Come Teresa è arrivata a questa intima comunione personale con Dio? Lo sappiamo, attraverso la via dell’orazione. Questo è un elemento che caratterizza fortemente la nostra vocazione e merita di essere trattato in modo specifico, in un altro eventuale convegno. Però almeno una cosa sento il dovere di dirla. Quando si parla dell’orazione come via, non si deve pensare ad un cammino difficile che bisogna faticosamente percorrere fino in fondo, per poter, solo al termine, incontrare intimamente il Signore. Si tratta di un cammino che inizia già con un certo rapporto di intimità, le cui tappe progressive sono già un approfondimento di detta intimità, al punto che camminare nella via dell’orazione vuol dire progredire nella vita di intimità con il Signore. Fare orazione, dunque, è già stabilire un rapporto personale, e camminare nella via dell’orazione vuol dire semplicemente approfondirlo. L’inizio del cammino e il suo progresso, dunque, è dato dal grado di intimità che si stabilisce. Se questa intimità non c’è, vuol dire che non si sta nel cammino, vuol dire che non si prega davvero. E questo potrebbe significare che non si vive una autentica vita cristiana che, se è tale, non può non essere teologale cioè rapportata a Dio. Un rapporto che è originato dalla fede che ce lo fa conoscere, dalla speranza che ce lo fa desiderare, dalla carità che ce lo fa possedere. Ma questa è, appunto, la preghiera teresiana.. Per Teresa, infatti, la preghiera consiste nello stabilire un rapporto di amicizia, a tu per tu, che deriva dal fatto di sapersi (attraverso la fede) e di sentirsi ( attraverso la carità) amati (Vta 8,5).
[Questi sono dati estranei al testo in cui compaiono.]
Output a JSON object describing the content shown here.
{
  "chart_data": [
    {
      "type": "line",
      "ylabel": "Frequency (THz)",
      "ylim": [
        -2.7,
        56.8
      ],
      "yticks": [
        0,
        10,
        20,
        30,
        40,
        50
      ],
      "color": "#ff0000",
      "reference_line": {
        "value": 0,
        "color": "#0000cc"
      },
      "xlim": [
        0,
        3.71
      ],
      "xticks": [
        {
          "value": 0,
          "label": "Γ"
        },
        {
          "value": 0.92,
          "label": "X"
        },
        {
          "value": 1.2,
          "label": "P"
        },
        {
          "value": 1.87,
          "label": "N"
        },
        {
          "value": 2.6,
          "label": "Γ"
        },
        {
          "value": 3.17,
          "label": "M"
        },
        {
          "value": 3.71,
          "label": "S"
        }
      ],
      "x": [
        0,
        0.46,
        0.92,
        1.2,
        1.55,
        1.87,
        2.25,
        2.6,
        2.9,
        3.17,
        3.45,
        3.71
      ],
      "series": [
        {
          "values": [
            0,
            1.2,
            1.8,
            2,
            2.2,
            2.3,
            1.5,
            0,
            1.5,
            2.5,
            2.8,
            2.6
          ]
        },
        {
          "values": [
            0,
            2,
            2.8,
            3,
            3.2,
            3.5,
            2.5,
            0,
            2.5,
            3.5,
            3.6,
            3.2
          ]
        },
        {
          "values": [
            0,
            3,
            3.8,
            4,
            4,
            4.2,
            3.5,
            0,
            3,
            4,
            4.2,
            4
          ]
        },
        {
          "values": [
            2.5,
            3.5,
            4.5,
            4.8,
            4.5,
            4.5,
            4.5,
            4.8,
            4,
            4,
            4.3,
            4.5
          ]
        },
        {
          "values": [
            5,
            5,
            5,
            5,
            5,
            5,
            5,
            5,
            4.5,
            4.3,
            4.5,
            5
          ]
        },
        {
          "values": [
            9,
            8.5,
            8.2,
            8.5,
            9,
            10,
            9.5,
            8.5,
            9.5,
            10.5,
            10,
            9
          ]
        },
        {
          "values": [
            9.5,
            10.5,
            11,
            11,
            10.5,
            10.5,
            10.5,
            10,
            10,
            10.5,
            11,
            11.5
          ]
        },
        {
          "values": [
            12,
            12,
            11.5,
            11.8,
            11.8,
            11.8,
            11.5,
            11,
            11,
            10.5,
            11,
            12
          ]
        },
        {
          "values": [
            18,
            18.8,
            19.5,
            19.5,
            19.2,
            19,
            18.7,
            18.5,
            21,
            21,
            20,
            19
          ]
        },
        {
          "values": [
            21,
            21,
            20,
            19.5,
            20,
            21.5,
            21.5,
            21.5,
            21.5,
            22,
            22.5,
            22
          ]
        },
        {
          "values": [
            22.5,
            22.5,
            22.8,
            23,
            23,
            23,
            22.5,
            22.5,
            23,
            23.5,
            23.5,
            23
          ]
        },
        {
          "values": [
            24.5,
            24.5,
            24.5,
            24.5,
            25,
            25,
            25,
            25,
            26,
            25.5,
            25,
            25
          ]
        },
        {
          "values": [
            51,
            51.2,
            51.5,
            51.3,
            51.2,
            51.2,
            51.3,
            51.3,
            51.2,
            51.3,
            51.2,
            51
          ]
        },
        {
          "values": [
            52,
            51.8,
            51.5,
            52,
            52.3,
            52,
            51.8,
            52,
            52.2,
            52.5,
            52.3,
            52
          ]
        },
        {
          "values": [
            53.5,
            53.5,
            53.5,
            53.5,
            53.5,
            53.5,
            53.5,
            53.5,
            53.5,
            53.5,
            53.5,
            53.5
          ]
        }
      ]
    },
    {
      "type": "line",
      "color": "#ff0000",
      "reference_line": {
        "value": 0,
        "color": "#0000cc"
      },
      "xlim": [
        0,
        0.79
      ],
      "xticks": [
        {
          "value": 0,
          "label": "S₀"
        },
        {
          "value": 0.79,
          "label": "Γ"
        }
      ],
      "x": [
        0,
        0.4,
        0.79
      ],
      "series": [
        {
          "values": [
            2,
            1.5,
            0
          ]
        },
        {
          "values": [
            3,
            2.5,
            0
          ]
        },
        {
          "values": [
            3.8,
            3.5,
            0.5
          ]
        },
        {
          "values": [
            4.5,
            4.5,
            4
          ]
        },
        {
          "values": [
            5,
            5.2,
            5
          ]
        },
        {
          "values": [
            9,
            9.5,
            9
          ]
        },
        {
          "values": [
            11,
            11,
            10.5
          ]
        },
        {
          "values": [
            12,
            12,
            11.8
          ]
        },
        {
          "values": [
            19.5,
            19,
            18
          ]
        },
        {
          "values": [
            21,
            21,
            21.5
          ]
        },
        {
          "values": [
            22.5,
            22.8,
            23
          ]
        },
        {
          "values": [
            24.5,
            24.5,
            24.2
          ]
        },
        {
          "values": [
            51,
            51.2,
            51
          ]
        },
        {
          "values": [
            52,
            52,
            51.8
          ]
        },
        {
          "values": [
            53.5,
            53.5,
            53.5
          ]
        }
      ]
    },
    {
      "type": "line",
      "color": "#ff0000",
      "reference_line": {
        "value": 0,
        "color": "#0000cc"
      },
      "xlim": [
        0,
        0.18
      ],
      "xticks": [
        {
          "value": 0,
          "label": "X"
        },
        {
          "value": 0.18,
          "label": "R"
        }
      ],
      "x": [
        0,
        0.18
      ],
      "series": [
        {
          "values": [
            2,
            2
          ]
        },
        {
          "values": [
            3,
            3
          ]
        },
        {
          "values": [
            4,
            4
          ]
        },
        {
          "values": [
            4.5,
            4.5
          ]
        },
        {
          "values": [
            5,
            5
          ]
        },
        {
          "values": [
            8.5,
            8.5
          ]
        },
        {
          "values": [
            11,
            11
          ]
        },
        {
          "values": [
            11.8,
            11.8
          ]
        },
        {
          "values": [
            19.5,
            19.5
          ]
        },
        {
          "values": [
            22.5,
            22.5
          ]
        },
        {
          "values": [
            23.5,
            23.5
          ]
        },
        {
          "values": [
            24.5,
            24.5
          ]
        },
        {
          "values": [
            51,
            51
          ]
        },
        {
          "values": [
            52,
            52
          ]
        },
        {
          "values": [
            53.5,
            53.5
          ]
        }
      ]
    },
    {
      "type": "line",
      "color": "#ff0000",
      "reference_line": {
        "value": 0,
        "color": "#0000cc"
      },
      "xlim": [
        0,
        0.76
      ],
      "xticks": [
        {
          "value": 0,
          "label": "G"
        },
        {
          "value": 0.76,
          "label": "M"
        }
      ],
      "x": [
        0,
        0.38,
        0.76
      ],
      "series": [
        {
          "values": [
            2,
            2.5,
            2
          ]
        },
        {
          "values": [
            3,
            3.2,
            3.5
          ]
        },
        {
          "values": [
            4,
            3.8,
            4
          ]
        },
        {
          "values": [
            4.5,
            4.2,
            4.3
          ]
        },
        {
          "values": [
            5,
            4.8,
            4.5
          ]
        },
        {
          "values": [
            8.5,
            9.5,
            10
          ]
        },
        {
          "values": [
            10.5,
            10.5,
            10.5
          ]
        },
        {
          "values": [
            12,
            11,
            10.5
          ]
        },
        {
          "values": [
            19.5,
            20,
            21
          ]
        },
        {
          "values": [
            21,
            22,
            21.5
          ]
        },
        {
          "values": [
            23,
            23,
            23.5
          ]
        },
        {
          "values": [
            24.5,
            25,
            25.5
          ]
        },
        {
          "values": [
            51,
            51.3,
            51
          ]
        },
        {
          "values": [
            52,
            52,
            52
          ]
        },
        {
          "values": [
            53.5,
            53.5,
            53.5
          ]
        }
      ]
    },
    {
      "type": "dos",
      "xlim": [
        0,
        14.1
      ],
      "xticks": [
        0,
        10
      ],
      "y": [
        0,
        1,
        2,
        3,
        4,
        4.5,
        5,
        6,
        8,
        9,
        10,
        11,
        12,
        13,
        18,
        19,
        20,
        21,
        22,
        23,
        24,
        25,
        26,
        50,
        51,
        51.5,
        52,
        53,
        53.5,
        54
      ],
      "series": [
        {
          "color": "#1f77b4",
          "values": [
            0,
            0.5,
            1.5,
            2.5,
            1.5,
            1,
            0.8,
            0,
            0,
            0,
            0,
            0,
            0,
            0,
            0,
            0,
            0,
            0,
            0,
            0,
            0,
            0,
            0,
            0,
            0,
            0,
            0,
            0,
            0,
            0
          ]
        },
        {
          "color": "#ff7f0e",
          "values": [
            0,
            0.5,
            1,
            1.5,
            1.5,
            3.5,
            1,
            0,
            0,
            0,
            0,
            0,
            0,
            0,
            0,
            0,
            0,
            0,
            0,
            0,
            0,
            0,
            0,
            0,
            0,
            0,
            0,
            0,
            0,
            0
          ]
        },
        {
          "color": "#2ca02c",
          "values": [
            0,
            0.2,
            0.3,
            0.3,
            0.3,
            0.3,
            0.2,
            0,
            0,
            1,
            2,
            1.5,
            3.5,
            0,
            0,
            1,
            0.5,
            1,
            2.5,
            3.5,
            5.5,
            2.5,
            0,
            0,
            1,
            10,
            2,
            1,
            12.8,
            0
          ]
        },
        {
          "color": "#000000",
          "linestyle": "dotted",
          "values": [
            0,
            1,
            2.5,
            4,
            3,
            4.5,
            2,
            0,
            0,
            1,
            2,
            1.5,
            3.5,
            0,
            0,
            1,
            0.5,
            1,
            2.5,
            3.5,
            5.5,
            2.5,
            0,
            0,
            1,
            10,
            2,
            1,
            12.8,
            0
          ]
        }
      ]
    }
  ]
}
Il punto allora è vedere come arrivare a mettersi in questa via, cioè a fare orazione. Dire che per entrare in comunione con Dio bisogna pregare rischia di essere una tautologia. Bisogna farsi una domanda più a monte: cosa bisogna fare per stabilire questo rapporto, cioè per mettersi in condizione di pregare. Per S. Teresa la risposta è chiara: una vita orientata verso Dio e ordinata attraverso l’esercizio delle virtù e il compimento dei doveri del proprio stato. In specie ella raccomanda la povertà, il distacco, l’umiltà, l’amore fraterno. E’ la vita ordinata che permette di entrare e, poi, progredire  nel cammino della orazione teresiana. A sua volta, poi, sarà la orazione cioè la comunione sempre più piena con Gesù che, assimilando a Lui, favorisce e permette una vita sempre più simile alla sua.
 Ma il punto di partenza è la vita. Per poter pregare bisogna decidersi per Dio e sceglierlo decisamente, senza compromessi e senza condizioni. Se non c’è questo, niente intimità. Dio ci prende sul serio e vuole essere preso sul serio. La vera difficoltà della preghiera non sono le distrazioni (come sempre diciamo) ma la incoerenza della vita. D’altra parte, la stragrande maggioranza di queste distrazioni è la conseguenza diretta di questa incoerenza, di una vita non ordinata.
   Alla preghiera ci portiamo noi stessi, cioè la nostra vita. In essa dunque non si può avere un rapporto filiale  con il Padre e di amicizia con Gesù se non si vive da figli e da amici. Non significa evidentemente che bisogna essere perfetti, ma che la vita sia sostanzialmente orientata a Lui e che si nutra il desiderio di incontrarlo, questo sì. Diversamente gli stessi atti di preghiera saranno semplici doveri da cui liberarsi attraverso l’adempimento. E questo tutto può essere fuorché un appuntamento tra amici che si vogliono bene, cioè tutto può essere fuorché orazione teresiana.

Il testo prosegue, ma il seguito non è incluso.